Die andere Sache, die die Leute fragen, ist, ob Erklärbarkeit die Algorithmen verlangsamt — ob man Mikrosekunden gegen Papierkram eintauscht. Tut man nicht. Die Argumentationserfassung sitzt neben der Ausführung; sie ist eine Aufzeichnung, keine Bremse. Die Firmen, die das gelöst haben, hörten auf, Compliance als eine Steuer auf Geschwindigkeit zu behandeln, und begannen, sie als eine Eigenschaft des Systems zu behandeln, präsent von der ersten Codezeile an, statt vor der Prüfung angeschraubt.
Ich denke hier an den Two-Sigma-Fall. Ein leitender Researcher veränderte über fast zwei Jahre hinweg still und leise vierzehn Anlagemodelle — indem er einen einzigen Parameter anstupste — und produzierte 165 Millionen Dollar an Kundenverlusten, bevor es jemand bemerkte; die Firma zahlte 90 Millionen Dollar zur Beilegung. Diese Modelle waren nicht dem Namen nach unbeaufsichtigt. Sie waren in der Praxis unerklärbar. Niemand konnte in Echtzeit sehen, dass die Argumentation korrumpiert worden war. Das ist kein Erkennungsversagen. Das ist ein Erklärbarkeitsversagen, das die Kleider eines Erkennungsversagens trägt.
Der 444-Milliarden-Dollar-Fehler des Citi-Händlers dauerte Sekunden zu begehen und Jahre zu verhandeln. Das, was aus einem peinlichen Fehler einen 92-Millionen-Dollar-Fehler machte, war nicht die Größe des Korbes. Es war, dass, als die Aufsichtsbehörden nachhakten und fragten warum, die Antwort ein Schulterzucken war.
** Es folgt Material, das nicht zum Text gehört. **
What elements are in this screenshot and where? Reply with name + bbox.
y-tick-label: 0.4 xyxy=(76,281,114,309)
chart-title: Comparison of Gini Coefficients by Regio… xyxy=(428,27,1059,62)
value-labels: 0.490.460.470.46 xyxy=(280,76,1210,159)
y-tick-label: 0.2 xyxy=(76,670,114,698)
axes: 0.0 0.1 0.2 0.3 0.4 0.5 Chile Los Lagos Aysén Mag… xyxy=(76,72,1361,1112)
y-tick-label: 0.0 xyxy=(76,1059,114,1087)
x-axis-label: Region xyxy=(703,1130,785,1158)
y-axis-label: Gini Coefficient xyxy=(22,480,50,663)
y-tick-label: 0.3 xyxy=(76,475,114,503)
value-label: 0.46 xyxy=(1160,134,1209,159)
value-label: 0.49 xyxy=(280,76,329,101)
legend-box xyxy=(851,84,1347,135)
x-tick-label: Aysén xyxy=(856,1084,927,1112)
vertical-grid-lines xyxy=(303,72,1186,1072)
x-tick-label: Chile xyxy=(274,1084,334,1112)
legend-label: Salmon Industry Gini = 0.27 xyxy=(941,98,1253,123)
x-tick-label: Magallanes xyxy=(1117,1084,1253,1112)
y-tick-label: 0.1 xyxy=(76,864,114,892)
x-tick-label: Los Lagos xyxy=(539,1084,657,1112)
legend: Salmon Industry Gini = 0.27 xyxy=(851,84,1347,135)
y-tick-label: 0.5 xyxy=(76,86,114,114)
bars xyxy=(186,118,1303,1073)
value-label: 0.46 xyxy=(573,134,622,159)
Jede Firma, die Algorithmen betreibt, ist nur einen schlechten Morgen von dieser Frage entfernt. Die, die in Ordnung sein werden, sind nicht die mit den meisten Kontrollen oder der teuersten Plattform. Es sind die, die, wenn der Prüfer auf 9:47 Uhr morgens deutet, die Entscheidung aufrufen und sie Zeile für Zeile durchgehen können — und die diese Fähigkeit in die Compliance-Schicht eingebaut haben, lange bevor sie sie brauchten. Bauen Sie die Erklärung, während die Maschine noch handelt. Wenn jemand fragt, ist es bereits zu spät, um damit anzufangen, sie aufzuschreiben.